Financial controller reintroduced
A financial controller is to be installed at troubled Bermuda College — three years after the previous holder of the post was made redundant after raising concerns about credit card spending.
Government Senator Kim Wilson said this week that the position was being reintroduced on April 1 following a highly critical report from the Public Accounts Committee (PAC) into financial practices at the college — including the payment of perks for president Charles Green from public funds.
The last financial controller was Jane Smith who was offered a redundancy package in 2004 after 24 years at the college. She claimed at the time that she lost her job because she questioned credit card charges made by former president Michael Orenduff and vice-president Larita Alford.
Ms Smith was placed on administrative leave after management claimed she followed the wrong procedures. When she returned she was offered a redundancy package by the college which she accepted. The college said she was offered the deal after repeated instances of “professional misconduct” following her unsuccessful bid for the more senior post of chief financial and operations officer (CFOO).
The college’s current CFOO Lloyd Christopher was heavily criticised in the PAC report, which said he was unable to prioritise and complete important tasks and that his inability to do his job led to “compromised standards of fiscal responsibility”.

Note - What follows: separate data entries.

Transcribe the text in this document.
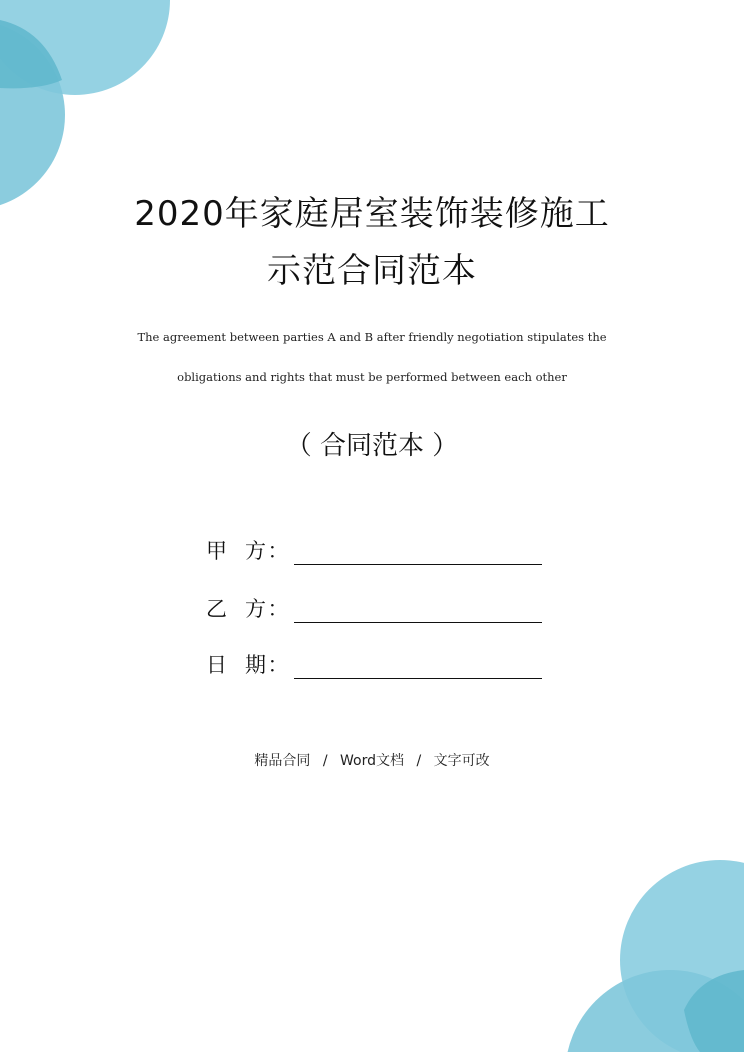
2020年家庭居室装饰装修施工
示范合同范本
The agreement between parties A and B after friendly negotiation stipulates the
obligations and rights that must be performed between each other
（ 合同范本 ）
甲 方 ：
乙 方 ：
日 期 ：
精品合同 / Word文档 / 文字可改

Nalton Brangman, who was sacked as chairman of the college’s board of governors last year, said the post of financial controller was axed as part of a cost cutting exercise.
He said: “The last person to hold the post was Jane Smith and the argument then was that with declining numbers of students there was a need for cost cutting.
“I don’t think it should have happened in the first place and I’m disturbed that it’s being reintroduced.”
Former Opposition Leader Grant Gibbons said the key to improving financial controls at the college was for its board to implement a proper set of financial rules as recommended by the PAC or to ensure it abided by Government’s Financial Instructions.
“It’s not just sufficient to add another body,” he said. “You have got to have procedures that you are adhering to.”
Sen. Wilson revealed on Wednesday in the Senate that numbers are declining at the college. She said there were now 327 full-time students, 364 part-time students and 323 in professional or career education. The total of 1,014 is down on last November, when the college’s enrolment was 1,130. In November 2005 it was 1,226. The college’s budget increased this year from $17.2 million to $18.1 million.
Sen. Wilson told fellow Senators that enrolment for technical education was down at the college because of the National Training Board (NTB) choosing to send apprentices abroad rather than to study locally. She added that the NTB and college were now “working together”.
Mr. Brangman, who is also a former chairman of the NTB, said: “The only reason the students are being sent abroad is because the college has failed to implement the programmes. If the NTB is sending more students overseas, what’s wrong with the picture?”
Dr. Gibbons said the introduction of proper technical programmes and trained instructors at the college would increase student numbers.
“The NTB is sending fewer and fewer students up to the college,” he said. “There clearly needs to be a review of how the college is carrying out its mission for the taxpayer and for the students and parents.”
Neither the college nor its board chairman Larry Mussenden responded to requests for comment yesterday on the reintroduction of a financial controller or declining student numbers.